Even with Christmas gifts on the horizon, the lust list is short this month. I think that’s because I’m somewhat overwhelmed by the growth in my “to be read” stacks. That said, there are a couple items that caught my eye:

The Archivist’s Story, Travis Holland — Although it came out last year, I’ve seen this novel about repression and censorship in Stalinist Russia praised at a few different sites recently so picked it up on a recent trip to the library.

The Forgotten Man: A New History of the Great Depression, Amity Shlaes — I think current economic conditions lead to my interest in this book, recently released in paperback. An appearance by the author on The Daily Show didn’t hurt either.

Liberation: Being the Adventures of the Slick Six After the Collapse of the United States of America, Brian Slattery — Current events also probably influence my interest in this SF work predicated on the U.S. having fallen into economic chaos.
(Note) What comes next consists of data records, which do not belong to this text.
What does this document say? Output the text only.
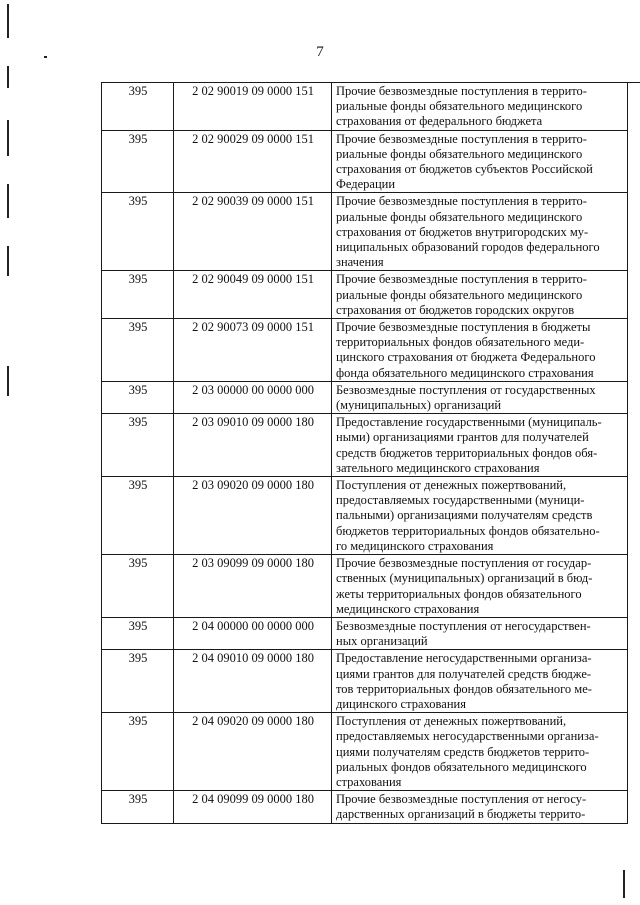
7
395	2 02 90019 09 0000 151	Прочие безвозмездные поступления в террито-
риальные фонды обязательного медицинского
страхования от федерального бюджета

395	2 02 90029 09 0000 151	Прочие безвозмездные поступления в террито-
риальные фонды обязательного медицинского
страхования от бюджетов субъектов Российской
Федерации

395	2 02 90039 09 0000 151	Прочие безвозмездные поступления в террито-
риальные фонды обязательного медицинского
страхования от бюджетов внутригородских му-
ниципальных образований городов федерального
значения

395	2 02 90049 09 0000 151	Прочие безвозмездные поступления в террито-
риальные фонды обязательного медицинского
страхования от бюджетов городских округов

395	2 02 90073 09 0000 151	Прочие безвозмездные поступления в бюджеты
территориальных фондов обязательного меди-
цинского страхования от бюджета Федерального
фонда обязательного медицинского страхования

395	2 03 00000 00 0000 000	Безвозмездные поступления от государственных
(муниципальных) организаций

395	2 03 09010 09 0000 180	Предоставление государственными (муниципаль-
ными) организациями грантов для получателей
средств бюджетов территориальных фондов обя-
зательного медицинского страхования

395	2 03 09020 09 0000 180	Поступления от денежных пожертвований,
предоставляемых государственными (муници-
пальными) организациями получателям средств
бюджетов территориальных фондов обязательно-
го медицинского страхования

395	2 03 09099 09 0000 180	Прочие безвозмездные поступления от государ-
ственных (муниципальных) организаций в бюд-
жеты территориальных фондов обязательного
медицинского страхования

395	2 04 00000 00 0000 000	Безвозмездные поступления от негосударствен-
ных организаций

395	2 04 09010 09 0000 180	Предоставление негосударственными организа-
циями грантов для получателей средств бюдже-
тов территориальных фондов обязательного ме-
дицинского страхования

395	2 04 09020 09 0000 180	Поступления от денежных пожертвований,
предоставляемых негосударственными организа-
циями получателям средств бюджетов террито-
риальных фондов обязательного медицинского
страхования

395	2 04 09099 09 0000 180	Прочие безвозмездные поступления от негосу-
дарственных организаций в бюджеты террито-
As for prior months, here’s the current report:

November: I read, but wasn’t overly impressed with Jose Saramago’s Death with Interruptions while I bought Ferenc Karinthy’s Metropole, only to have it end up in the to be read stack. Meanwhile, I still am on the “hold” list for the library copy of The Best Game Ever: Giants vs. Colts, 1958, and the Birth of the Modern NFL. Both Prescription for a Superior Existence by Josh Emmons and Society without God: What the Least Religious Nations Can Tell Us About Contentment by Phil Zuckerman remain on the wish list as neither the library nor the local B&N has them.

October: Last week I finally got Nothing to Be Frightened Of by Julian Barnes. I also read and reviewed I Hate New Music: The Classic Rock Manifesto.

September: I started Mikhail Bulgakov’s White Guard but got waylaid.


We read books to find out who we are.